This week in our segment of Your Town, Your Life, we visit North Kingstown. An area with rich history and a lot of really neat places, including a castle.
Welcome to North Kingstown, founded in 1974, more than 26,000 people call the quaint community home. Including retired teacher Jan Breault.
"This area is so old, it's got to be something we preserve," said Breault.
Breault cherishes the history of the area so much, she became a volunteer at Smith's Castle. A two story wooden home hidden at the end of a dirt road with a history that spans 4 centuries. It doesn't look like a castle, but there's a reason for its name.

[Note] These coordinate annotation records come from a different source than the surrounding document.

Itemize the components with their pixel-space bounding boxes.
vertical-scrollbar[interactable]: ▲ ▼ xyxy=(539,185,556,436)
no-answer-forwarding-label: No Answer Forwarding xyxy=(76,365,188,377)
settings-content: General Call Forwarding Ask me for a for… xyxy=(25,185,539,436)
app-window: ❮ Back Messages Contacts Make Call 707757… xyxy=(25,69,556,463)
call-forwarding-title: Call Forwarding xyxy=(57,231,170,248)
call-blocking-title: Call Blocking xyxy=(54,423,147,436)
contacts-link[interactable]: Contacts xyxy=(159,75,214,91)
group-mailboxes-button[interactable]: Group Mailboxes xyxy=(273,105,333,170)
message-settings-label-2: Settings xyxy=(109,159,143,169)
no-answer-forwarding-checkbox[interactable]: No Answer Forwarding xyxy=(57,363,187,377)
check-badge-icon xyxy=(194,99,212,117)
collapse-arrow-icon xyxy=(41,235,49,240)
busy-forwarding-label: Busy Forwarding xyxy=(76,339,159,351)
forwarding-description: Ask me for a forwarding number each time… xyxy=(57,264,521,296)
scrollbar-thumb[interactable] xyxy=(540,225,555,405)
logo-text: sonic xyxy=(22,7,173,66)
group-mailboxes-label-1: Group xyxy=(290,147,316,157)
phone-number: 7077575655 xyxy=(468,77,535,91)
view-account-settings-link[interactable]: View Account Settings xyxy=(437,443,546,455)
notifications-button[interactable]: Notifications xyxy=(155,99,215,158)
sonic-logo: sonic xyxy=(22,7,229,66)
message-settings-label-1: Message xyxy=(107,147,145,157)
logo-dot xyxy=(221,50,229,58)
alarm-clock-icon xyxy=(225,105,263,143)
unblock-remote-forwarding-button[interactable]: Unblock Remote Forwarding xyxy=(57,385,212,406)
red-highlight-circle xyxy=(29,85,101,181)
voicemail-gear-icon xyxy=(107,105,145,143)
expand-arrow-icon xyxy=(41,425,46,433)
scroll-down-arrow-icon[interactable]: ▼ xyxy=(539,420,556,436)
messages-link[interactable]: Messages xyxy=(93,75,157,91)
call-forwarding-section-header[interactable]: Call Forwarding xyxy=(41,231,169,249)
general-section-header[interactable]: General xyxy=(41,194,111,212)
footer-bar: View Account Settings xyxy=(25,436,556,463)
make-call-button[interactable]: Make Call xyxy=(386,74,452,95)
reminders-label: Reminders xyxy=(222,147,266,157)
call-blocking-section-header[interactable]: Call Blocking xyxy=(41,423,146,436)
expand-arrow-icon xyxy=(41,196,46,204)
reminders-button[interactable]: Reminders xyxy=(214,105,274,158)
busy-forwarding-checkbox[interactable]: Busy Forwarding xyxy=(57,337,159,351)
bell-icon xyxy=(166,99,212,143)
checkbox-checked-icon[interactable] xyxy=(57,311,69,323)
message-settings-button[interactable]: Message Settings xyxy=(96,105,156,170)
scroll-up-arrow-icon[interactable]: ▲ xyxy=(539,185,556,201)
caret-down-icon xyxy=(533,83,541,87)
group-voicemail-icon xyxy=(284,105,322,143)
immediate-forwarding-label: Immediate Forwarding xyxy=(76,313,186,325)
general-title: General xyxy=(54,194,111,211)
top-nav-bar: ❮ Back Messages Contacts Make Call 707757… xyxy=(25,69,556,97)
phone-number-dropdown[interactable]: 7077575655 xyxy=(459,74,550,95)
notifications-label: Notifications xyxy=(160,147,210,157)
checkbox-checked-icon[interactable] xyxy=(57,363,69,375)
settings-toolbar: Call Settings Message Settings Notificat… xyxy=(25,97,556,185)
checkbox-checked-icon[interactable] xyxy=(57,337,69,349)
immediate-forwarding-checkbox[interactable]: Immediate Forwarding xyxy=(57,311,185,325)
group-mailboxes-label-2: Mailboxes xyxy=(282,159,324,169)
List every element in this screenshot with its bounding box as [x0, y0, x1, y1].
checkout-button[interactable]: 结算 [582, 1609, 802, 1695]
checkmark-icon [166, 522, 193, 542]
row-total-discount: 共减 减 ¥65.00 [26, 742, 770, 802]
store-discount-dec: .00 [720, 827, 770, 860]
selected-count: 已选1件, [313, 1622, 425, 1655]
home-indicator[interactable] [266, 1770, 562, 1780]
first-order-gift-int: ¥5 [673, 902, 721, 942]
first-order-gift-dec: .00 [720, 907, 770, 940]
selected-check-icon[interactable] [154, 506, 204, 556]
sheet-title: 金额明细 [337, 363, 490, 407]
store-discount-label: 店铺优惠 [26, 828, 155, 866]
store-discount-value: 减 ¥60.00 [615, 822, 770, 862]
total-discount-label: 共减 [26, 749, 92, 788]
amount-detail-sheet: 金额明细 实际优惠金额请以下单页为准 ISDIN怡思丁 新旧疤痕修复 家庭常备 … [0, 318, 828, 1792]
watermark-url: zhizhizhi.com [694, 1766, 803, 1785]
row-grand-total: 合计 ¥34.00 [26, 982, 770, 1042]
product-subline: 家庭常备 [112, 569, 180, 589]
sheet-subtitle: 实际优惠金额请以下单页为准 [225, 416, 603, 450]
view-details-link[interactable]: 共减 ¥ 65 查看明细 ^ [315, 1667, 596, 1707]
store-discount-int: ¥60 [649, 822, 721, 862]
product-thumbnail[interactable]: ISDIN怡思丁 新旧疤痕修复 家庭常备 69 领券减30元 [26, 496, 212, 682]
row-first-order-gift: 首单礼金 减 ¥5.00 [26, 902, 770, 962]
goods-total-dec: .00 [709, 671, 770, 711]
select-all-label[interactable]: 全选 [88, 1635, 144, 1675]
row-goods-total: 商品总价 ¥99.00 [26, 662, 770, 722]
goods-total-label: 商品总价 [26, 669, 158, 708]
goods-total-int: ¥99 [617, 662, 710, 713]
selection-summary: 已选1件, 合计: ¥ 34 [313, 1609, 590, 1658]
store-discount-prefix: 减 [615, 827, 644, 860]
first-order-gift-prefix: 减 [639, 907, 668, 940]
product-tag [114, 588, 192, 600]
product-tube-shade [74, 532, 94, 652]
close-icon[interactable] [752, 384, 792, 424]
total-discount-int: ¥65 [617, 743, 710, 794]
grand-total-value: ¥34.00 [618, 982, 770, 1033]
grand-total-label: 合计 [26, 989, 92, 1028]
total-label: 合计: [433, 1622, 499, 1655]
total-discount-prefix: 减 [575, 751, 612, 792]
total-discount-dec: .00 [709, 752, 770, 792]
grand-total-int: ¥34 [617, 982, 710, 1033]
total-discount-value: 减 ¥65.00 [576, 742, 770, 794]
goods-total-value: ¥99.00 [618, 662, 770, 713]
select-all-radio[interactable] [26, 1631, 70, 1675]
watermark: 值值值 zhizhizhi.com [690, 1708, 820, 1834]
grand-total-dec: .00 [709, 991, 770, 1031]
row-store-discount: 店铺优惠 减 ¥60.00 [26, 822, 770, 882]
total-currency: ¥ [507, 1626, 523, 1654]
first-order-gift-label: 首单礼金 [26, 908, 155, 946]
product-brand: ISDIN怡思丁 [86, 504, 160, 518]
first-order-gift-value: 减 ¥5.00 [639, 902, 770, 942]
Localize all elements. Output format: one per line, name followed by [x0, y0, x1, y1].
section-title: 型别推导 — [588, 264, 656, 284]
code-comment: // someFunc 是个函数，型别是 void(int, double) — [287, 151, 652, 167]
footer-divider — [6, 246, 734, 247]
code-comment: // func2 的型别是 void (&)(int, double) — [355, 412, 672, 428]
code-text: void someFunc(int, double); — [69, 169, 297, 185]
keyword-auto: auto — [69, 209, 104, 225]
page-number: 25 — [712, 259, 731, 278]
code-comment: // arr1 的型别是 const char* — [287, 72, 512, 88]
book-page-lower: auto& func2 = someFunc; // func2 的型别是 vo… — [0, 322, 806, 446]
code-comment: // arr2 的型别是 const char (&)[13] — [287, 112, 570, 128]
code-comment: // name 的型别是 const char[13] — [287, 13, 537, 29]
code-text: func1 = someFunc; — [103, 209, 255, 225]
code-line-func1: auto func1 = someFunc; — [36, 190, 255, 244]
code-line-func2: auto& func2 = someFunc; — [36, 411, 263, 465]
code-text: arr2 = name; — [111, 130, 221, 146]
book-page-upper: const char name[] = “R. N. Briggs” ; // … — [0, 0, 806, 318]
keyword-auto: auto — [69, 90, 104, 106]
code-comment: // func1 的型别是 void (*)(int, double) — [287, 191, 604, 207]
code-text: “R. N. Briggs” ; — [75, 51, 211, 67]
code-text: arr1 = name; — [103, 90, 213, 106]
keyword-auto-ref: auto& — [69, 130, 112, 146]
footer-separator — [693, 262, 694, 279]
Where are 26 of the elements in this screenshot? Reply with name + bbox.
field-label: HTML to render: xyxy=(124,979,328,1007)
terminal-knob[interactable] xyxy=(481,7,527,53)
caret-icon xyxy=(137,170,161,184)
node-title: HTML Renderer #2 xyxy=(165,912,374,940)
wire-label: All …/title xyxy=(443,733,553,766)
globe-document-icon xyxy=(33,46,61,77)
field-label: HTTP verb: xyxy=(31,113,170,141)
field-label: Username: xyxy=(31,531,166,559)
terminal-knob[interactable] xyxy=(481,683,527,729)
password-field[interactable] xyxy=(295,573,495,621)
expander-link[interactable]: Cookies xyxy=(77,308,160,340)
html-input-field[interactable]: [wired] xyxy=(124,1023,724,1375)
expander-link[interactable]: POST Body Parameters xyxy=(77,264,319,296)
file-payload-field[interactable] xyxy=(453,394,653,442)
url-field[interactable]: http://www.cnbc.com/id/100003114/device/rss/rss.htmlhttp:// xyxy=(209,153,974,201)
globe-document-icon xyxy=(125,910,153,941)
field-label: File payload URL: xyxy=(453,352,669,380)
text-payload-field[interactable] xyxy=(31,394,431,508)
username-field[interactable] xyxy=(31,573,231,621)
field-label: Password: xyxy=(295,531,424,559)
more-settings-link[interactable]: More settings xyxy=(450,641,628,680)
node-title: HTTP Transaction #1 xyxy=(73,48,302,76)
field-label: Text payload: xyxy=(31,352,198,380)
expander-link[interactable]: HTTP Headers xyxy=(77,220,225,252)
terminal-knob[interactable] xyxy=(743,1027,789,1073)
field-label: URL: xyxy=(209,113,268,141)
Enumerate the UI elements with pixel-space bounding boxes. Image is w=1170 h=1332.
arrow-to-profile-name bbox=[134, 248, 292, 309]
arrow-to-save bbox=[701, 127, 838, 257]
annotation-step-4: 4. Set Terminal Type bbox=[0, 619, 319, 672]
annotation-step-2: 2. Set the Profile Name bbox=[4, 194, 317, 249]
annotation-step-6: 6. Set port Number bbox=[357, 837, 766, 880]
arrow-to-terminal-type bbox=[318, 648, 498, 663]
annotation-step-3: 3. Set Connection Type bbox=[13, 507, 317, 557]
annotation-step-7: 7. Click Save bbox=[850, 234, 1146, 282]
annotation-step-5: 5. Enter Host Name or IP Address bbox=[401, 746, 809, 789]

Breault said, "When the British came here, castle was the word they used to mean a safe place."
Settler Richard Smith is the business partner of Roger Wiliams and motivation for the Castle's name. The two ran a trading post at the castle back in the early 1600's. But even before then, The Naragansett's were on the land. That is until Roger Williams convinced them to share.
"We're not here to disturb your life or take your land and of course that's not the way it worked out at all," laughed Breault.
Soon after, William's took off to England to get a charter from the King to allow the colony of Rhode Island to self rule. It did, peacefully, between the English and Native Americans for nearly four decades. Until King Phillips war, or the Great Swamp Massacre in 1675. That's when the original Smith's Castle was burned down. Forty soldiers were buried on the land.
Breault said, "The Native Americans that were part of the Great Swamp Battle were sold into slavery or killed."
Breault showed us an orginal list with the names of slaves living at Smith's Castle and their worth in pounds.
"The more the skill, the more the value of their property," said Breault.
The Castle was rebuilt and over the next 2 hundred years it was a trading post, dairy farm, and clothing mill.
Until some local families bought the property in the 1948 and made it into the museum it is Today.
The Castle is still open because of volunteers who host fundraisers, school tours, and even weddings on the lawn.
The area also lays claim to the picture on the dollar bill. Gilbert Stuart was born in Saunderstown. He painted the portrait of George Washington you see on the one dollar bill.
You can still visit Stuart's birthplace. Tours include the house and a working flour mill. It's a beautiful setting. It's closed now for the Winter but reopening in the Spring.
There are also some historic churches in the area too, including the Baptist church on Old Baptist Road. It is one of the oldest churches in the United States. Built back in 1703.
There's also the Poplar Point Lighthouse, which was built in 1831. It's in the Wickford area. It is the oldest surviving wooden lighthouse tower in the nation.
We can't forget The Devil's Foot rock, a natural impression that looks like a footprint. Legend has it that a woman was brewing potions on the rock, when the devil came to claim her soul. He chased her, leaving his footprint on the rock. It's located north of Wickford near the entrance to Quonset off Post Road.
We may not have discovered all North Kingstown has to offer, if it wasn't for 14-year-old Nathan St. Pierre who contacted us and convinced us it was a special place.
St. Pierre says, "its like Roger Williams in 1637 founded this town and it was so long ago and has such a long history and people need to know what its about."